The BaseCaller module performs these functions:

  1. Removes low-quality reads that were marked during the signal processing step.

  2. Performs base calling:

    1. From the signal values, creates the sequence of bases.

    2. Estimates the base quality value for each base.

  3. Performs 5′ barcode classification:

    1. Assigns each read to a barcode.

    2. Trims the barcode sequence away if the parameter --trim-barcodes=on is specified. The default is 'on'.

  4. Trims 5′ PCR handle.

  5. Trims 5' unique molecular tag.

  6. Trims extra bases at the 5' end. Trimming is controlled by the parameter --extra-trim-left. The default is 0, meaning no extra trimming.

  7. Filters out reads that are too short. Filtering is controlled by the parameters--min-read-length and -- trim-min-read-len.

  8. Filters out reads that do not have the correct library key. Filtering is turned off by the parameter --keypass-filter.

  9. Trims the P1 adapter at the 3' end.

  10. Classifies and trims the 3′ barcode.

  11. Trims the 3′ PCR handle.

  12. Trims the 3’ unique molecular tag.

  13. Trims extra bases on the 3’ end. Trimming is controlled by the parameter --extra-trim-right . The default is 0, meaning no extra trimming.

  14. Performs quality trimming. Trimming is affected by the parameters --trim-qual-window-size and -- trim-qual-cutoff.

The BaseCaller module classifies and trims read elements from the outside inwards to obtain the query sequence. If an outer element cannot be identified, the BaseCaller module does not attempt to identify and trim an inner one. If trimming the barcode is disabled using the -trim-barcodes parameter, PCR handles, UMTs, or extra-bases will not be trimmed. Read elements on the 5' end will only be trimmed if the P1 adapter was found.
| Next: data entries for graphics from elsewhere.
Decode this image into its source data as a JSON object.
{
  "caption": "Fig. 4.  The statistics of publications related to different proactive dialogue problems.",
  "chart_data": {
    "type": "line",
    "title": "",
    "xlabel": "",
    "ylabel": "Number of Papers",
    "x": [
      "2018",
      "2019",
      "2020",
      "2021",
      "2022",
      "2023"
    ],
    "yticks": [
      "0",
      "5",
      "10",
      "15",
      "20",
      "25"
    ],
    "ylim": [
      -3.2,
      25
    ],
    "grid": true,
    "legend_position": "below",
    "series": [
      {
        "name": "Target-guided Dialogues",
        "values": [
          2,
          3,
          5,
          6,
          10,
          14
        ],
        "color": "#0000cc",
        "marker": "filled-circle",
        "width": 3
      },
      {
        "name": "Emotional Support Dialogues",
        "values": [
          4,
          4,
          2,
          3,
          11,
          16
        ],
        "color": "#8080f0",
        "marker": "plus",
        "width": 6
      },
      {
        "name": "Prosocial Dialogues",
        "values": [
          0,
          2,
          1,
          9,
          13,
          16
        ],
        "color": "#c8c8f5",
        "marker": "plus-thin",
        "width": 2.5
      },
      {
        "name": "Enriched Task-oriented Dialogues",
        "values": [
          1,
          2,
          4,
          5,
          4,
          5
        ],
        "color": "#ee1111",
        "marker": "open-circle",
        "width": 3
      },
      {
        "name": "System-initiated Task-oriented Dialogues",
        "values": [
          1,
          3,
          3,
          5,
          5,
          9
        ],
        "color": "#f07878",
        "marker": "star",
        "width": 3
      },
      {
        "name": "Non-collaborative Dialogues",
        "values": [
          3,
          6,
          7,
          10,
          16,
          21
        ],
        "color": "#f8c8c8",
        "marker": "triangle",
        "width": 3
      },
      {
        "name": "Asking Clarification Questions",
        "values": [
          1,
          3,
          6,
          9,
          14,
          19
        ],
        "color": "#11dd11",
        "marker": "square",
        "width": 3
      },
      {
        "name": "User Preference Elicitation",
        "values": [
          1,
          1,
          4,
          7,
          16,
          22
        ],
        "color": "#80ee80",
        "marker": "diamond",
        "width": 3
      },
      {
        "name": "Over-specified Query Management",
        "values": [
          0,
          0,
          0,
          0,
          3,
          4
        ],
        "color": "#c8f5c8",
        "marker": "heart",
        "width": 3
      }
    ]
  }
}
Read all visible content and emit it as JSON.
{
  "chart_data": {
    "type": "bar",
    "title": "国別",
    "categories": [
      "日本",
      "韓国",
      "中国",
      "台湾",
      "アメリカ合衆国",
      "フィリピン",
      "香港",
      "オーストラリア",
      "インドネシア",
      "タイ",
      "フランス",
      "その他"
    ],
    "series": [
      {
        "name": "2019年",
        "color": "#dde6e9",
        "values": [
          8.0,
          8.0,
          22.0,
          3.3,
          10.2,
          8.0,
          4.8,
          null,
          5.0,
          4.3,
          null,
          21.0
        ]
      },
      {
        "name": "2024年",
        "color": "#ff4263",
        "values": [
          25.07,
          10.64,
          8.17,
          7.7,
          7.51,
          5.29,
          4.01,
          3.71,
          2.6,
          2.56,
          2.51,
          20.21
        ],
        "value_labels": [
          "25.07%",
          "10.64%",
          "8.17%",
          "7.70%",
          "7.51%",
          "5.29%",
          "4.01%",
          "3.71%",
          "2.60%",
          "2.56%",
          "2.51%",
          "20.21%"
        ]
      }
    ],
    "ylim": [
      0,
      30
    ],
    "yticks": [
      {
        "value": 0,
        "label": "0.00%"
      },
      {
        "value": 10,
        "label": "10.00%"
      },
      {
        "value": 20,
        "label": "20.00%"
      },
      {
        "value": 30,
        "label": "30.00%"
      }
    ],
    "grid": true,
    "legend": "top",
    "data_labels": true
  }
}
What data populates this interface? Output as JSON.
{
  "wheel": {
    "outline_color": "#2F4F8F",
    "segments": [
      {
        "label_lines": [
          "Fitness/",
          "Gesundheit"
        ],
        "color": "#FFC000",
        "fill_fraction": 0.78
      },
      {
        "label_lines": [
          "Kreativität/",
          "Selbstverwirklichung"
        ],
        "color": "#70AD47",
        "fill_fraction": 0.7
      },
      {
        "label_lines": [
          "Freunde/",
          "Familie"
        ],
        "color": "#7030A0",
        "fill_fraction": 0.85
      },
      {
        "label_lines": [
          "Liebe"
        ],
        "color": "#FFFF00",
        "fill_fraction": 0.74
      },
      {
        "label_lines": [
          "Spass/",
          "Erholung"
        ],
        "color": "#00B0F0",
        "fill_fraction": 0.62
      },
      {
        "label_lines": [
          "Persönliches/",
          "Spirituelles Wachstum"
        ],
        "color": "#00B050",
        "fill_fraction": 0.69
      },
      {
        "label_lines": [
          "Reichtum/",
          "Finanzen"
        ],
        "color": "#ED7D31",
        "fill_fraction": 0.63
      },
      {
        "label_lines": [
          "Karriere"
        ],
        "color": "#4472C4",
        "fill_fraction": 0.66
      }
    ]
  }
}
Notes about quality trimming

  • The purpose of quality trimming is to identify where quality problems start at the end of a read. We try to identify when bases fall below a quality threshold and trim both of those bases and a bit before those bases.

  • The parameter --trim-qual-window-size sets the window size for quality trimming. The algorithm slides through the sequence of bases and, each time the window shifts, computes the mean Base QV value for all bases in the window.

  • If the mean Base QV value for all bases in the window falls below a threshold (set by the parameter --trim-qual-cutoff where the default 16), then trims all bases from the center of the window at that time to the 5' end.